The Elephant Master or rhinoceros is the hereditary foe of the elephant and is also found in this place. The beast is about 1½ ell tall and three ells long [90 cm tall, 180 cm long.], shaped like an elephant, carrying a horn in front on its snout, which it sharpens against stones when entering battle with the elephant, and has a trunk like an elephant which goes beneath the horn. And though those who have never seen it, particularly painters depict it with shields on the back and across the belly, they are quite wrong, because its skin is not only thick and smooth in itself, but lies in folds one upon the next, fold on fold, from the head and down to the beast’s bottom, so that not even the strongest man can chop through its skin with any axe, no matter how sharp.

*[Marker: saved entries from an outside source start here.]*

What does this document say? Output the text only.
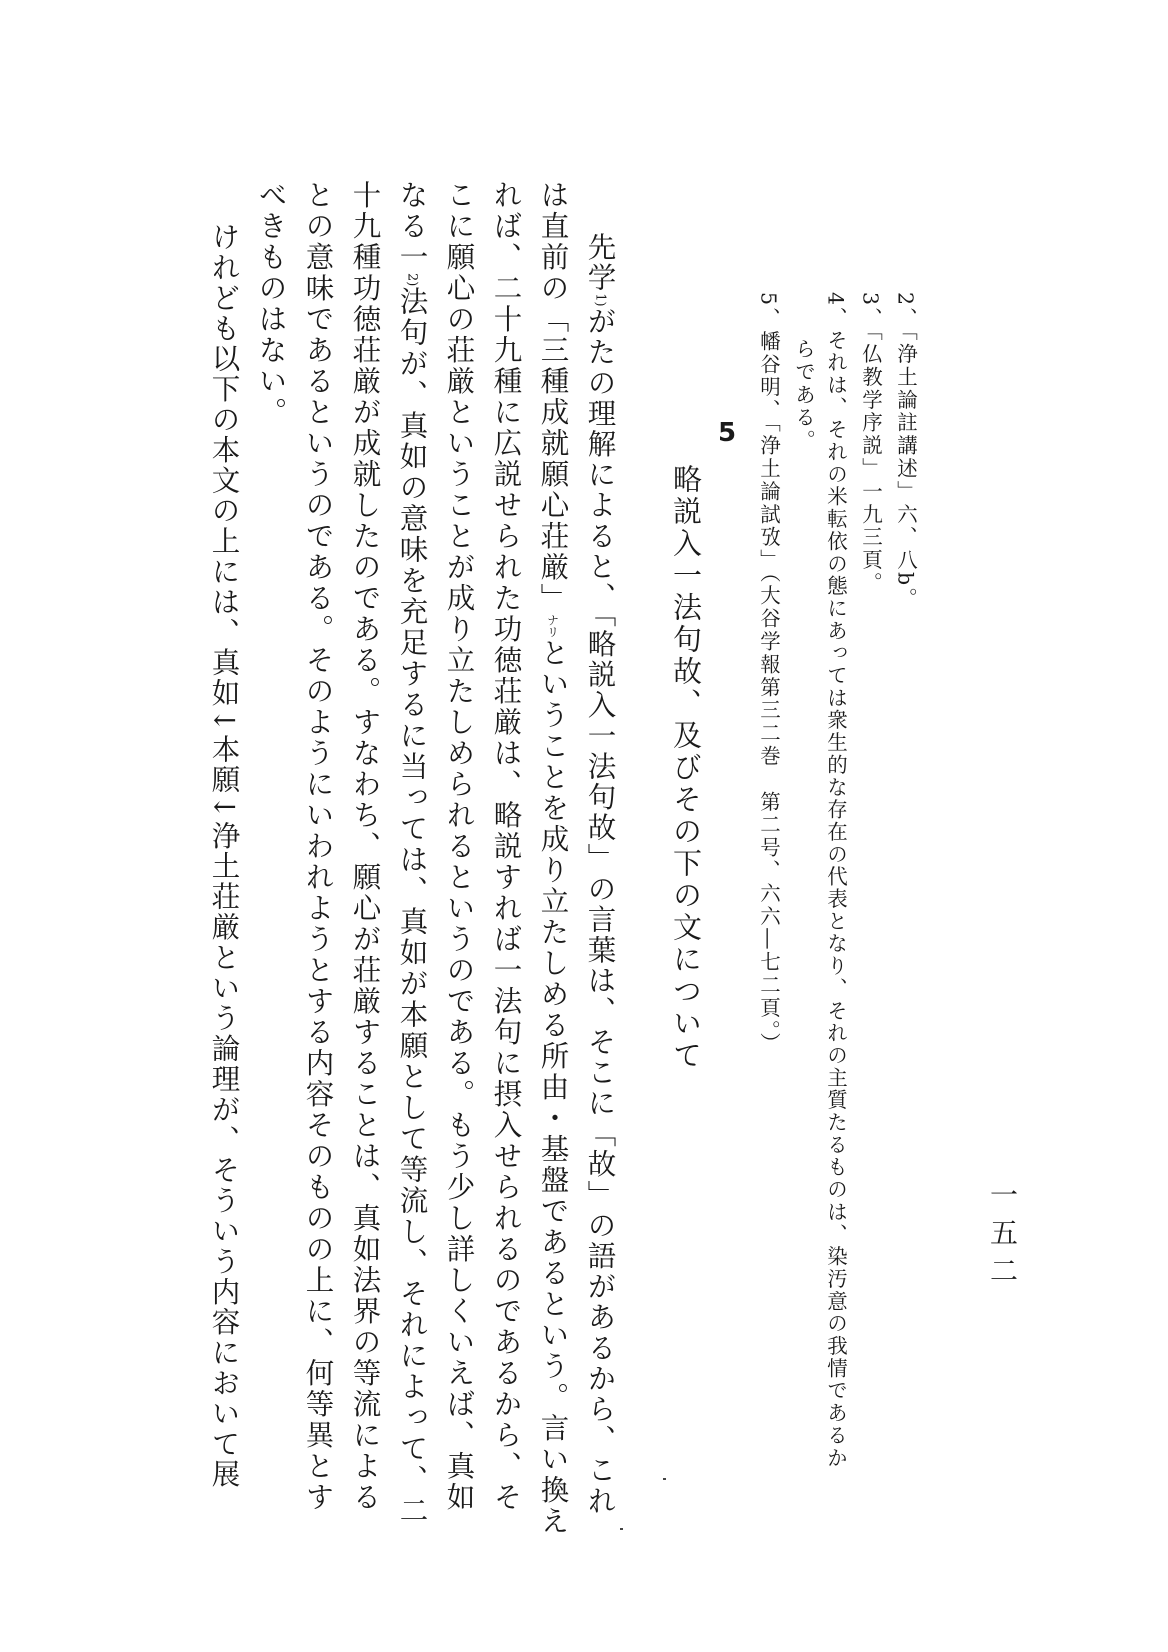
一五二
2、「浄土論註講述」六、八b。
3、「仏教学序説」一九三頁。
4、それは、それの米転依の態にあっては衆生的な存在の代表となり、それの主質たるものは、染汚意の我情であるか
らである。
5、幡谷明、「浄土論試攷」（大谷学報第三二巻　第二号、六六―七二頁。）
5
略説入一法句故、及びその下の文について
先学1)がたの理解によると、「略説入一法句故」の言葉は、そこに「故」の語があるから、これ
は直前の「三種成就願心荘厳」ナリということを成り立たしめる所由・基盤であるという。言い換え
れば、二十九種に広説せられた功徳荘厳は、略説すれば一法句に摂入せられるのであるから、そ
こに願心の荘厳ということが成り立たしめられるというのである。もう少し詳しくいえば、真如
なる一2)法句が、真如の意味を充足するに当っては、真如が本願として等流し、それによって、二
十九種功徳荘厳が成就したのである。すなわち、願心が荘厳することは、真如法界の等流による
との意味であるというのである。そのようにいわれようとする内容そのものの上に、何等異とす
べきものはない。
けれども以下の本文の上には、真如↓本願↓浄土荘厳という論理が、そういう内容において展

Everything on this beast is useful for healing, its dung as well as other things: on Jawa I have seen its blood sold for one riksdaler per lod [A lod is 13.3 grammes.]. It is ashen in colour but a little blacker than that.
This great promontory is visible eight or nine miles [86 or 96 km.] across the sea and consists of two high mountains: one is called Tafwelberget and is completely level like a table; the other is Lion Mountain [Today, Table Mountain and Lion’s Head.] because it looks much like a lion with head, back and bottom, legs and claws, lying on its belly, wearing a crown on its head.
In this mountain or bay where we lay with the ships you could often see all kinds of sea animals, like sea horses, sea cows, which where in every respect like other horses and cows except that they had no hair and their feet were like those of seals or geese. The horse had a mane like a normal horse but the rear was like a fish. The cow went onto land to feed, and was killed by our people. There were also sea dogs, sea cats etc. Summing up, there is no beast on land that has no equivalent in the sea. Fish is also extremely abundant here, particularly when the whale drives it into the bay at flood and eats it. Occasionally it goes too far up and the water falls from it, so it gets stuck there and falls victim to the inhabitants. It looks a lot like there might be good ore in these mountains, but for the absence of wood they can do nothing.